Magda hésita. Elle n’osait pas lui avouer qu’elle avait abandonné tout espoir de vivre avec un homme. Sauf dans ses rêves, peut-être. Tous les hommes rencontrés dans le passé étaient mariés à présent, et ceux qui étaient restés célibataires avaient leurs propres raisons pour qu’il en fût ainsi. Mais une chose était certaine : tous les hommes qui avaient traversé son existence étaient de bien pâles créatures en comparaison de celui qui était assis devant elle !
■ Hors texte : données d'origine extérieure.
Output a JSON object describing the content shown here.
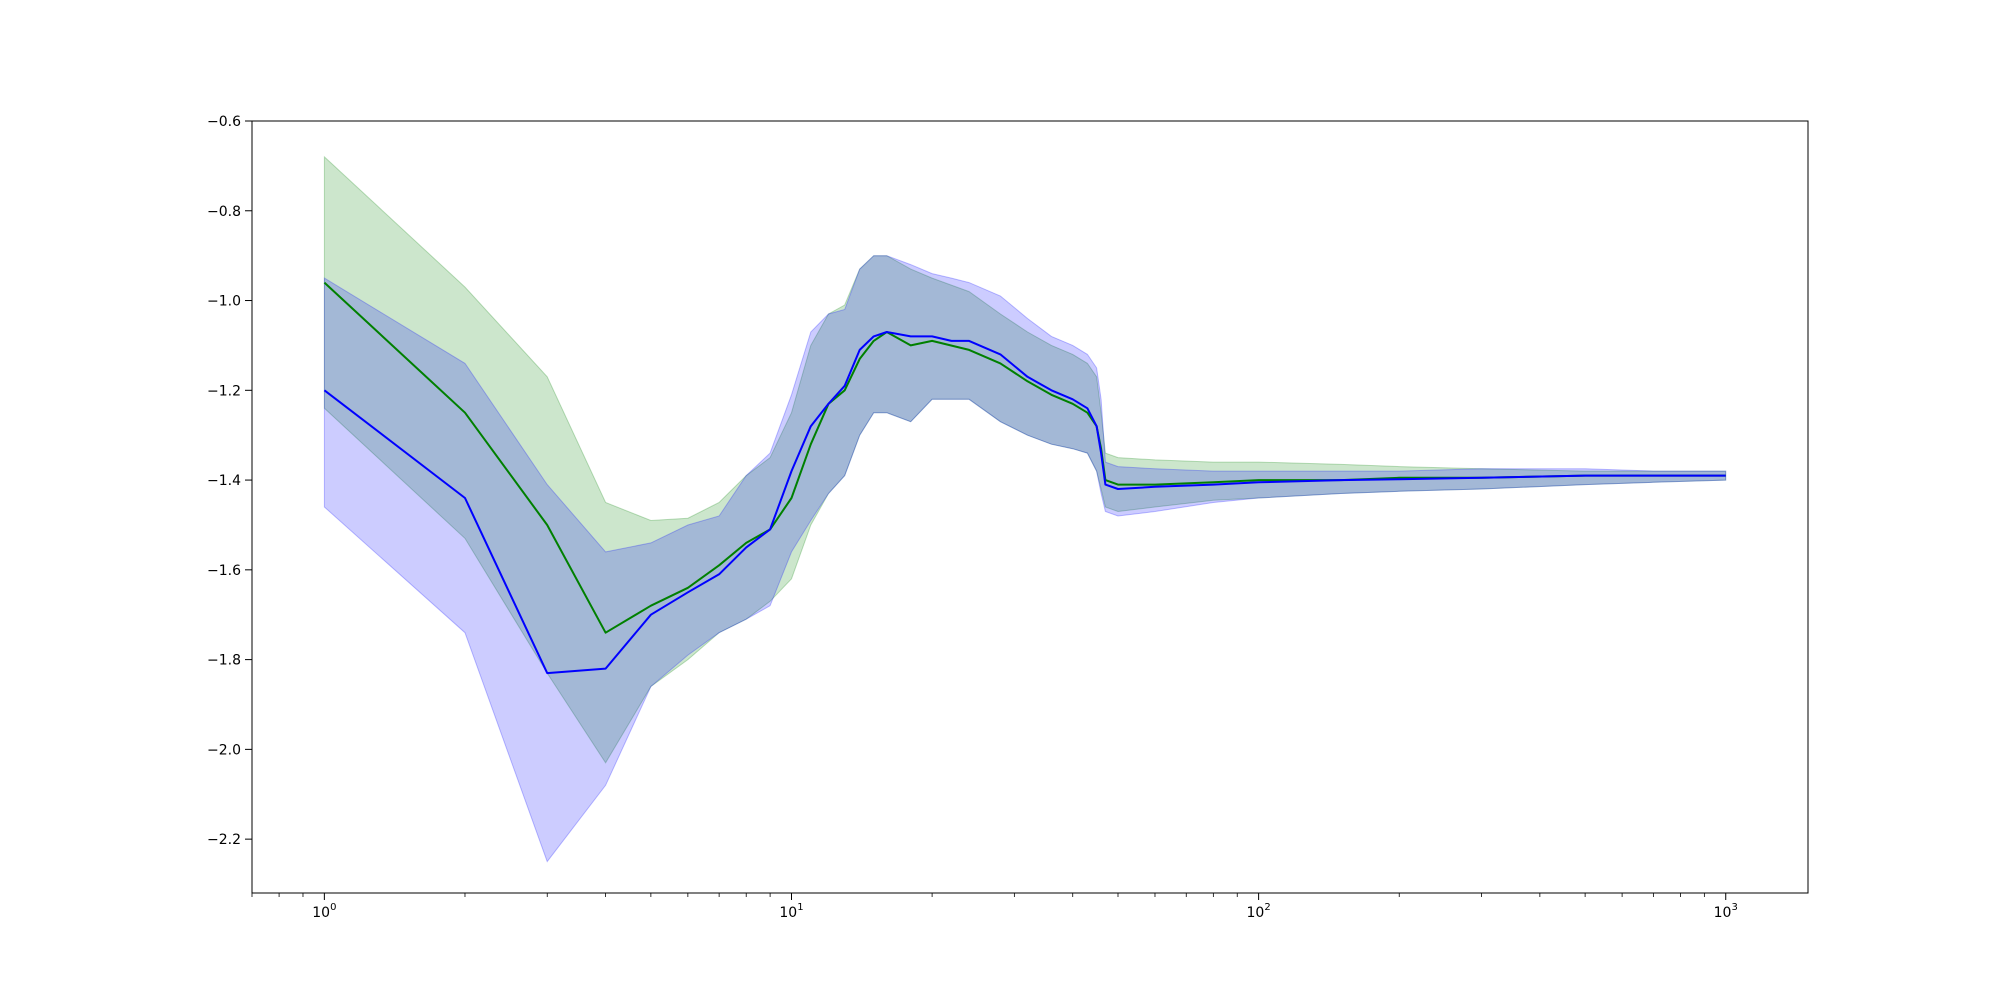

— Parce que j’ai passé l’âge où l’on accorde de l’importance à ce genre de choses ! dit-elle finalement.

— Vous êtes une enfant !

— Et vous, vous êtes marié ?

— Pas pour le moment.

— Vous l’avez donc déjà été ?

— Plusieurs fois, oui.

— Jouez-moi autre chose ! dit-elle, exaspérée de voir Glenn la taquiner au lieu de lui répondre franchement.

La musique fut de courte durée, et la conversation reprit rapidement le dessus. Ils abordèrent toutes sortes de sujets, et Magda se rendit compte qu’elle parlait de tout ce qui la touchait de très près : les Tziganes et leur musique, le folklore rural roumain, mais aussi ses rêves, ses espoirs, ses idées. Glenn l’encourageait à poursuivre toutes les fois qu’elle s’interrompait, et il l’écoutait, sincèrement intéressé par tout ce qu’elle lui disait. Contrairement aux autres hommes qui, à la première occasion, prenaient la parole pour ne plus jamais la céder.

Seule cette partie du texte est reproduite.